为了了解3D组合和深度学习生成器的优缺点，我们创建了一个新的基准，专注于重建重要的蛋白质-配体相互作用和3D配体构象。使用带有盲集的BindingMOAD数据集，对顺序图神经网络生成器Pocket2Mol和PocketFlow、扩散模型DiffSBDD和MolSnapper以及组合遗传算法AutoGrow4和LigBuilderV3进行了评估。研究发现，深度学习方法无法生成结构有效的分子和三维构象，而组合方法速度较慢，生成的分子容易无法通过2D MOSES滤波器。该评估的结果指导我们通过更加重视结构有效性、3D配体构象和重要的已知活性位点相互作用的重建，来改进基于结构的深度学习生成器。这个基准应该用来理解未来组合和深度学习生成器的局限性。该软件包在Apache 2.0许可下可在github.com/gskcheminformatics/SBDD-benchmarking免费获得。

本文章由计算机程序翻译，如有差异，请以英文原文为准。

查看原文本刊更多论文

Benchmarking 3D Structure-Based Molecule Generators.

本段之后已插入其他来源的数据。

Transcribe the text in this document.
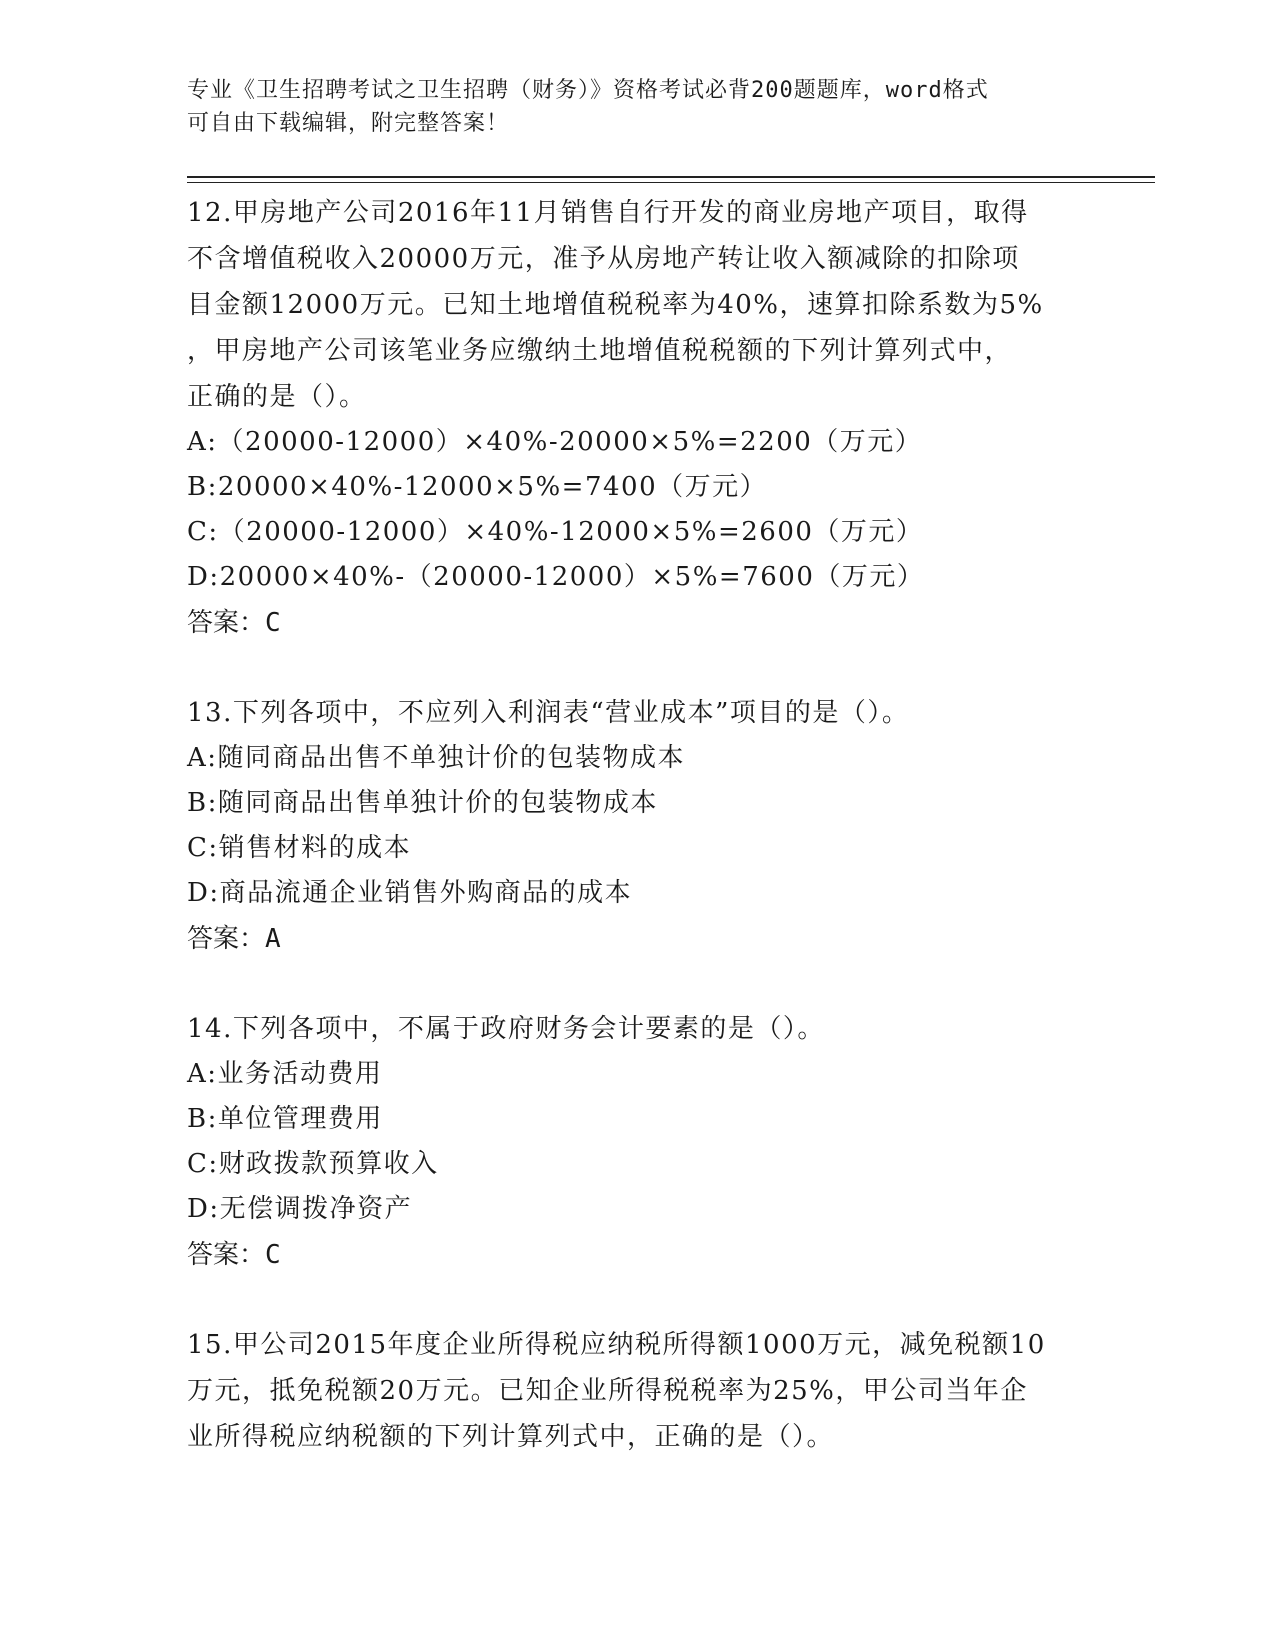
专业《卫生招聘考试之卫生招聘（财务）》资格考试必背200题题库，word格式
可自由下载编辑，附完整答案！

12.甲房地产公司2016年11月销售自行开发的商业房地产项目，取得
不含增值税收入20000万元，准予从房地产转让收入额减除的扣除项
目金额12000万元。已知土地增值税税率为40%，速算扣除系数为5%
，甲房地产公司该笔业务应缴纳土地增值税税额的下列计算列式中，
正确的是（）。

A:（20000-12000）×40%-20000×5%=2200（万元）

B:20000×40%-12000×5%=7400（万元）

C:（20000-12000）×40%-12000×5%=2600（万元）

D:20000×40%-（20000-12000）×5%=7600（万元）

答案：C

13.下列各项中，不应列入利润表“营业成本”项目的是（）。

A:随同商品出售不单独计价的包装物成本

B:随同商品出售单独计价的包装物成本

C:销售材料的成本

D:商品流通企业销售外购商品的成本

答案：A

14.下列各项中，不属于政府财务会计要素的是（）。

A:业务活动费用

B:单位管理费用

C:财政拨款预算收入

D:无偿调拨净资产

答案：C

15.甲公司2015年度企业所得税应纳税所得额1000万元，减免税额10
万元，抵免税额20万元。已知企业所得税税率为25%，甲公司当年企
业所得税应纳税额的下列计算列式中，正确的是（）。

To understand the benefits and drawbacks of 3D combinatorial and deep learning generators, a novel benchmark was created focusing on the recreation of important protein-ligand interactions and 3D ligand conformations. Using the BindingMOAD data set with a hold-out blind set, the sequential graph neural network generators, Pocket2Mol and PocketFlow, diffusion models, DiffSBDD and MolSnapper, and combinatorial genetic algorithms, AutoGrow4 and LigBuilderV3, were evaluated. It was discovered that deep learning methods fail to generate structurally valid molecules and 3D conformations, whereas combinatorial methods are slow and generate molecules that are prone to failing 2D MOSES filters. The results from this evaluation guide us toward improving deep learning structure-based generators by placing higher importance on structural validity, 3D ligand conformations, and recreation of important known active site interactions. This benchmark should be used to understand the limitations of future combinatorial and deep learning generators. The package is freely available under an Apache 2.0 license at github.com/gskcheminformatics/SBDD-benchmarking.

求助全文

通过发布文献求助，成功后即可免费获取论文全文。去求助

来源期刊

Journal of Chemical Information and Modeling 化学-化学综合

CiteScore

9.80

自引率

10.70%

发文量

529

审稿时长

1.4 months

期刊介绍： The Journal of Chemical Information and Modeling publishes papers reporting new methodology and/or important applications in the fields of chemical informatics and molecular modeling. Specific topics include the representation and computer-based searching of chemical databases, molecular modeling, computer-aided molecular design of new materials, catalysts, or ligands, development of new computational methods or efficient algorithms for chemical software, and biopharmaceutical chemistry including analyses of biological activity and other issues related to drug discovery. Astute chemists, computer scientists, and information specialists look to this monthly’s insightful research studies, programming innovations, and software reviews to keep current with advances in this integral, multidisciplinary field. As a subscriber you’ll stay abreast of database search systems, use of graph theory in chemical problems, substructure search systems, pattern recognition and clustering, analysis of chemical and physical data, molecular modeling, graphics and natural language interfaces, bibliometric and citation analysis, and synthesis design and reactions databases.